Our judges thought the VO42L offered a natural-looking picture, and they gave it an image-quality mark just a hair below the LG 42LG60's winning score. But when you compare Vizio's $1100 estimated street price with LG's $2600 price tag (as of July 11, 2008), the slight quality difference hardly seems to matter.
Not that the image was perfect (we're a picky bunch). Some images looked fuzzy to our panelists. In one test clip, artifacts and pixelation appeared around the moving cars. I noted that flesh tones in a David Letterman clip looked a bit too saturated.
Good video deserves good audio, and Vizio provides it--within the limitations of any HDTV's built-in speakers. The sound was quite muddy at full volume, but full volume is way beyond the needs of even the most devoted heavy-metal fan. At a more reasonable 50 percent volume, the audio was still a bit muddy, but it was better than the sound of most TVs.

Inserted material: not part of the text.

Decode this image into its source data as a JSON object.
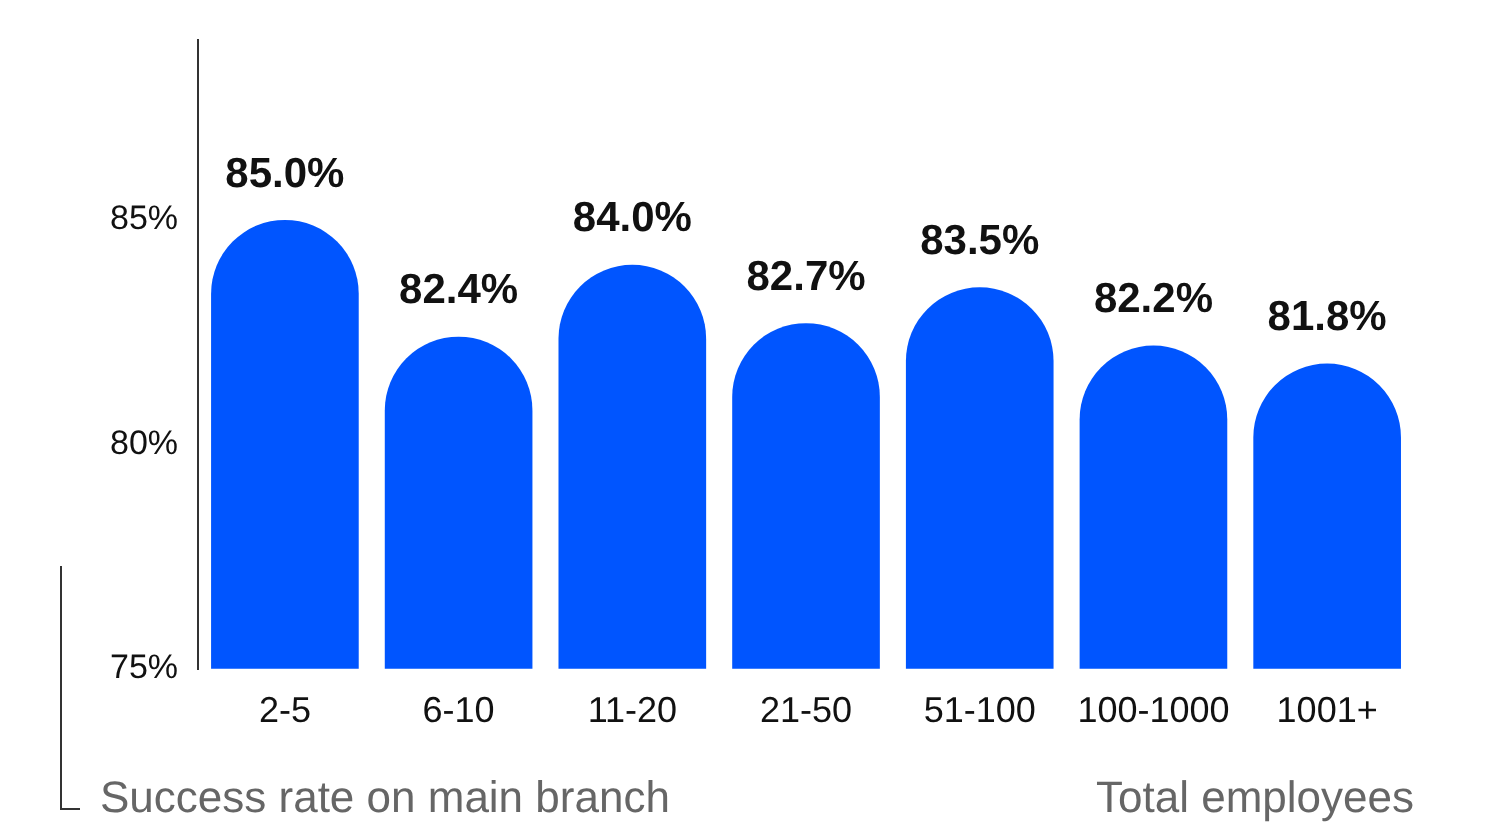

The VO42L disappoints in ease of use and extra features; but compared with past Vizio sets, it shows improvement in both respects. For instance, the company has finally placed a few easy-access inputs on the side of the TV. But those connectors are recessed, making them harder to reach than other TVs' easy-access inputs. And the rest of the inputs still face down, making for especially hard access.
The remote control looks as if Vizio were going for the Apple Computer Minimalist Design Award. It's smallish, with few buttons and a strange, pits-in-a-grid surface. But its attempt at coolness doesn't make it easy or intuitive to use. For instance, it has no Menu button; you access the menu by pressing the Enter button, which is labeled neither Enter nor Menu. It also lacks an Aspect Ratio or Picture Size button--to zoom in on a 4:3 program, you must go deep into the menus.
You can't expect perfection at this price, however. In a television, what you see is what you get, and the Vizio VO42L shows you plenty without demanding that you max out your credit card.